Accompanying Jesuit Novices to a Hope-Filled Future
By Rachel Amiri

Father Drew Kirschman, SJ, has served as novice director for the Jesuits USA Central and Southern (UCS) Province since 2018. In this important role for the life and future of the province, he accompanies men in the first two years of formation as they test and ultimately discern a Jesuit vocation.
“The novitiate is the ‘school of the heart,’ where a novice seeks to learn how God moves in his heart and in our world today,” said Fr. Kirschman of his work in the Jesuit Novitiate of St. Stanislaus Kostka, currently located in Denver.
Father Kirschman brings years of experience with young people during pivotal years of discernment to the intellectual, spiritual, personal and apostolic formation of Jesuit novices. During the regency stage of his Jesuit formation, he taught undergraduate sociology at the Universidad Centroamericana José Simeón Cañas (the UCA) in El Salvador. Upon returning to the United States, he served for eight years as formation coordinator for the Alum Service Corps (ASC), providing guidance in Ignatian discernment for recent college graduates placed as teachers in Jesuit high schools.
“In all these experiences, the hope-filled future wasn’t coming from me. And to be honest, it wasn’t coming from us. It came from the creativity, the determination, the great desires in young people. It’s contagious,” Fr. Kirschman said. “The hope that young people inspire renews my commitment to be a Jesuit today.”
For Fr. Kirschman, hope today comes from seeing young men willing to serve the Church by living the vows of poverty, chastity and obedience – what he calls “countercultural commitments” in the world today.
“We are blessed to have dynamic individuals who, in their great desires, want to join us in this work, giving their lives as vowed religious,” he said. “God continues to invite. I see great courage in these young people as they seek an authentic ‘yes’ to follow God’s call. This is pure gift.”
The novitiate is where a Jesuit’s free response to God’s call begins to take shape.
“The two years of the novitiate is a time for a novice to get to know our way of proceeding, while learning the inner movements of God’s desires. When these begin to intersect with the needs of the world, we begin to see a vocation take shape,” Fr. Kirschman said.

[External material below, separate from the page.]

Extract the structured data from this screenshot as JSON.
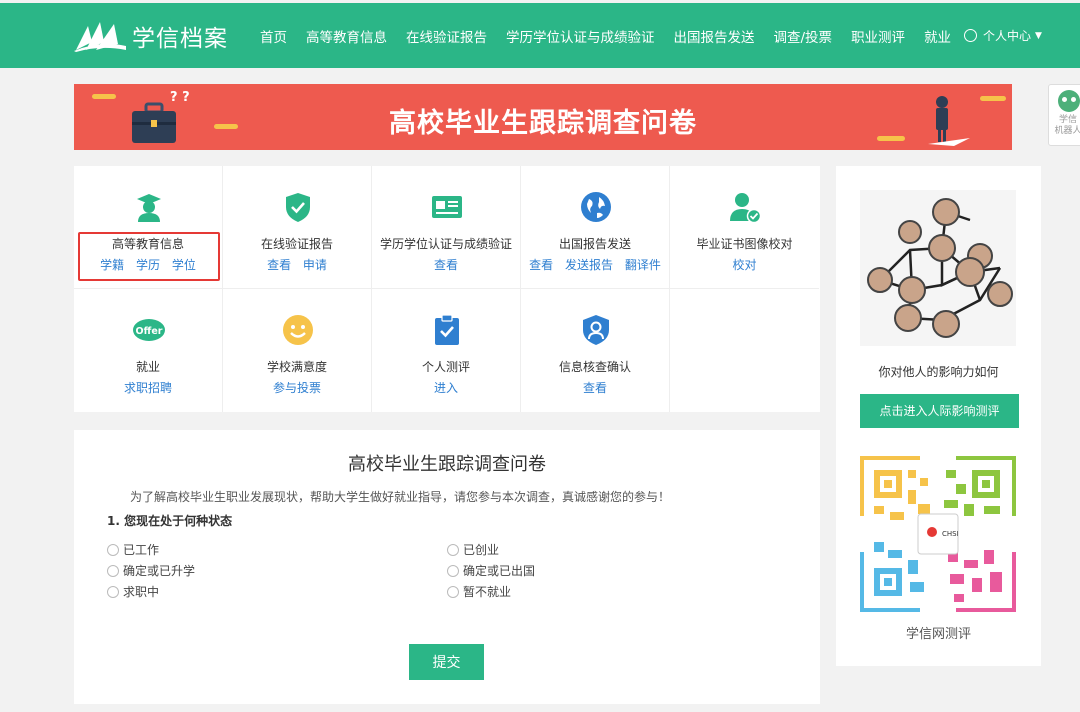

Beginning with the 30-day Spiritual Exercises in the first year, and through many “experiments,” or experiences of apostolic ministry and Jesuit life, Fr. Kirschman encourages novices to face challenges – internal and external – to find true freedom.
“For young people to be willing to challenge the fears that are present in our world, to find the freedom to give themselves generously, is profoundly courageous work,” he said.
Jesuit spirituality in the novitiate invites men, rooted in a personal relationship with Jesus, to see their lives “through the lens of gratitude,” Fr. Kirschman said. “When I see all of my life as a gift of God’s generosity, I find greater freedom to give myself over to God’s plan.”

The role of the novice director is to place novices in heart-stretching environments. The novice pilgrimage exemplifies this. “We send a novice out with a one-way bus ticket and a $5 bill, and great trust in God’s care,” Fr. Kirschman said. “It’s the journey of trusting that God is greater than my fears and my limitations.”
In accompanying novices as they internalize these experiences, Fr. Kirschman gets an on-the-ground appreciation of a novice’s apostolic engagement and offers support as they internalize these experiences to makes sense of what God might be asking. As director of novices, Fr. Kirschman is responsible for discerning if there is a correspondence of God’s call, an individual man’s gifts and Jesuit life. This difficult task requires his own freedom and discernment, rooted in prayer as he listens for God’s desires as seen in the gifts of the individual novice and the needs of the Church and Society today.
“This is the most intimate work I have ever done,” he said.
Recent years have seen changes to the structure of the UCS Province’s novitiate, including moves from St. Charles College in Grand Coteau, Louisiana, where it had been located for over a century, to Culver City, California, and now to Denver. Moving forward, the provincials of the Jesuit Conference of Canada and the United States (JCCU) have announced a plan to consolidate the novitiates of the five provinces to two.
Father Kirschman sees the importance of healthy and strong cohort sizes that was evident through their collaboration with the USA West Province in Culver City in 2023 and 2024. “There’s a horizontal formation between novices, who can encourage and learn from each other,” he said. “I think there’s tremendous possibilities here; we’re on an exciting path.”
As he marks 25 years as a Jesuit this year, Fr. Kirschman is inspired by and grateful for his ministry of accompaniment in God’s work.
“Accompanying young people stirs in me a hope that God continually renews us as a Church laboring in the world today,” he said. “As I think of what my Jesuit life moving forward looks like, to see it through the lens of collaborating with God and God’s plan – what happens when we do it together – I find that tremendously hopeful. God is constantly recreating us as a Church; recreating us in our mission and ministry to respond to the needs present in the world today. The best is yet to come.”
Featured Image: Novice Director Fr. Drew Kirschman, SJ, blesses William Hayes, SJ, during Hayes’ vow Mass in 2024.